Notice that essentially the problem did not change from the linear case and the expression for the predicted values is still $$\vec{\hat{y}}= \textbf{X}\vec{w}$$ Therefore similarly to before we define a loss function $$J(\vec{w})=\left \| \textbf{X}\vec{w}-\vec{y} \right \|^2$$ And through the means of linear least squares optimization, we arrive to the vector of optimal regression coefficients $$\vec{w}^*=(\textbf{X}^T\textbf{X})^{-1}\textbf{X}^T\vec{y}$$ Or equivalently $$\vec{w}^*=\textbf{X}^{\dagger}\vec{y}$$ In this way, a polynomial regression is algorithmically extremely similar to a linear regression. The key difference is not in the solution, but in the formulation to the problem.

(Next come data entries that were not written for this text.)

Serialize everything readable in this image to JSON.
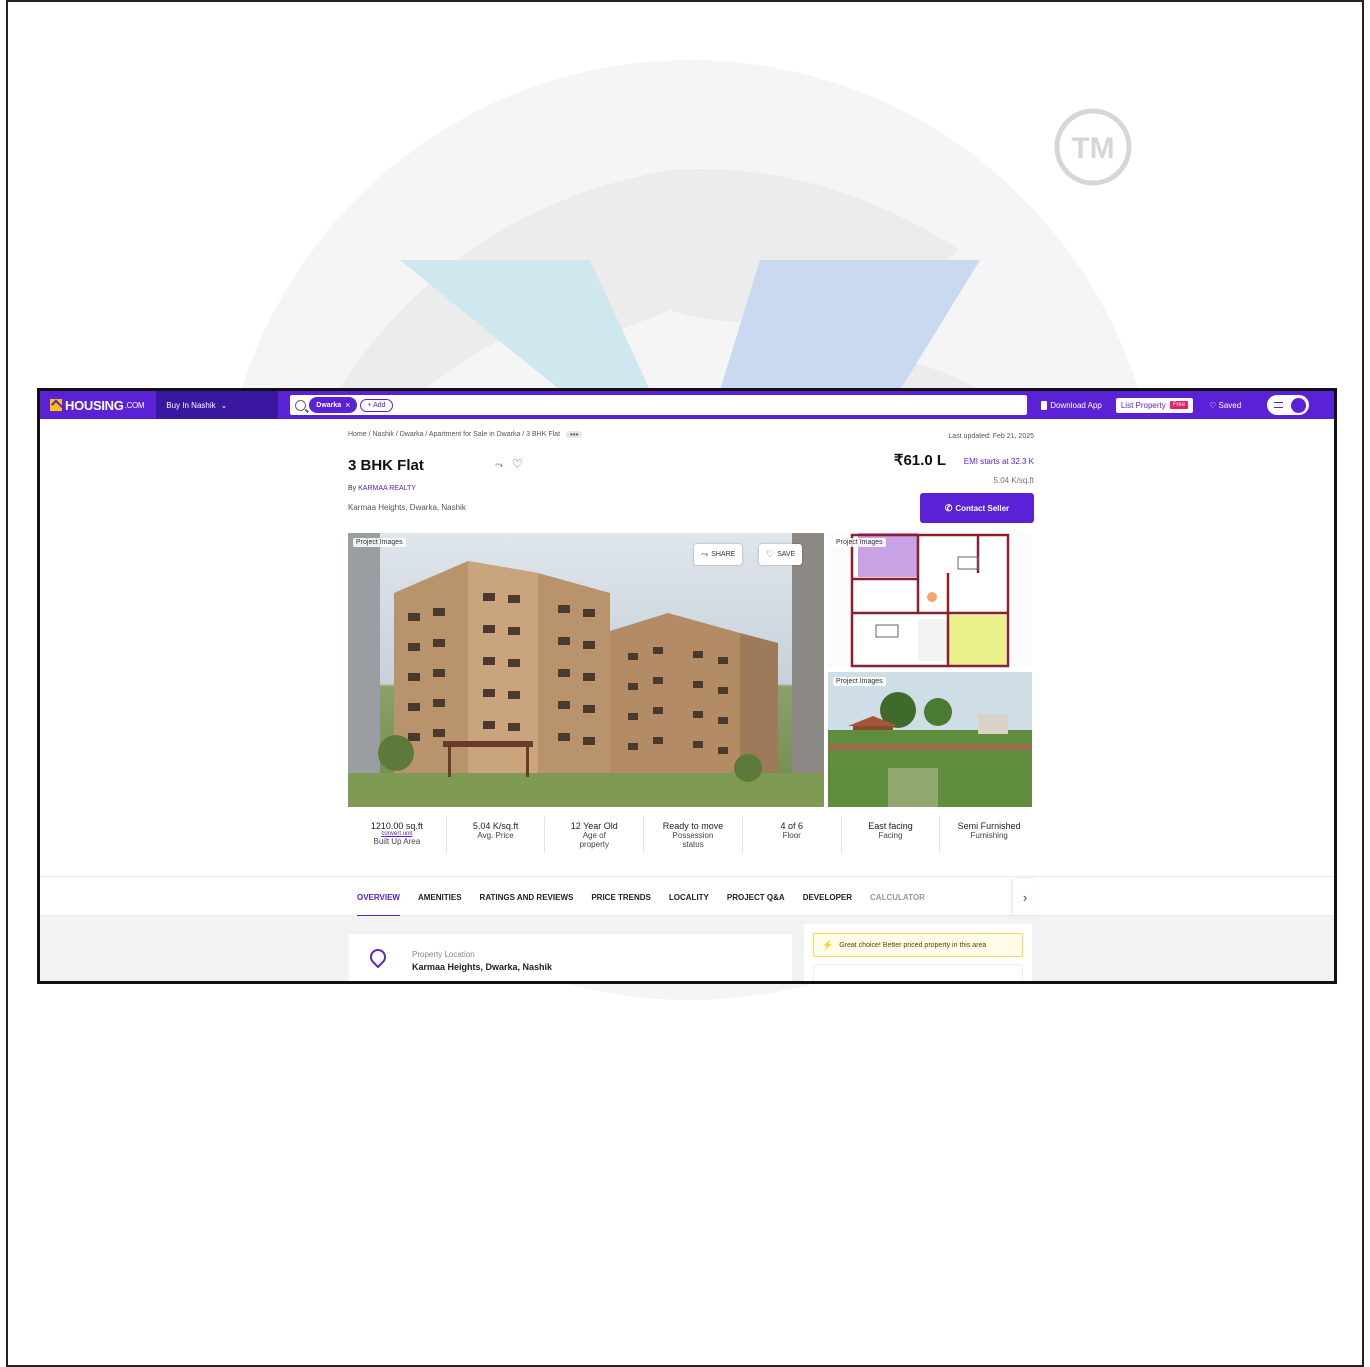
{
  "header": {
    "logo_text": "HOUSING",
    "logo_suffix": ".COM",
    "buy_in": "Buy In Nashik",
    "search_chip": "Dwarka",
    "add_label": "+ Add",
    "download_app": "Download App",
    "list_property": "List Property",
    "free_badge": "Free",
    "saved": "Saved"
  },
  "breadcrumb": "Home / Nashik / Dwarka / Apartment for Sale in Dwarka / 3 BHK Flat",
  "breadcrumb_more": "•••",
  "last_updated": "Last updated: Feb 21, 2025",
  "listing": {
    "title": "3 BHK Flat",
    "by_prefix": "By",
    "developer": "KARMAA REALTY",
    "address": "Karmaa Heights, Dwarka, Nashik",
    "price": "₹61.0 L",
    "emi": "EMI starts at  32.3 K",
    "per_sqft": "5.04 K/sq.ft",
    "contact_button": "Contact Seller"
  },
  "gallery": {
    "main_tag": "Project Images",
    "share_label": "SHARE",
    "save_label": "SAVE",
    "side1_tag": "Project Images",
    "side2_tag": "Project Images"
  },
  "specs": [
    {
      "value": "1210.00 sq.ft",
      "sub": "convert unit",
      "label": "Built Up Area"
    },
    {
      "value": "5.04 K/sq.ft",
      "label": "Avg. Price"
    },
    {
      "value": "12 Year Old",
      "label": "Age of property"
    },
    {
      "value": "Ready to move",
      "label": "Possession status"
    },
    {
      "value": "4 of 6",
      "label": "Floor"
    },
    {
      "value": "East facing",
      "label": "Facing"
    },
    {
      "value": "Semi Furnished",
      "label": "Furnishing"
    }
  ],
  "tabs": [
    "OVERVIEW",
    "AMENITIES",
    "RATINGS AND REVIEWS",
    "PRICE TRENDS",
    "LOCALITY",
    "PROJECT Q&A",
    "DEVELOPER",
    "CALCULATOR"
  ],
  "location": {
    "label": "Property Location",
    "value": "Karmaa Heights, Dwarka, Nashik"
  },
  "choice_banner": "Great choice! Better priced property in this area",
  "colors": {
    "brand": "#5b21d6",
    "accent": "#e91e63",
    "banner": "#fffde7"
  },
  "watermark_mark": "TM"
}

If we define our X matrix to include higher order values of some features, then we can treat the problem as a linear regression problem over some variables that encode for higher order features. The solution and methods of approximation are completely identical beyond this simple extension.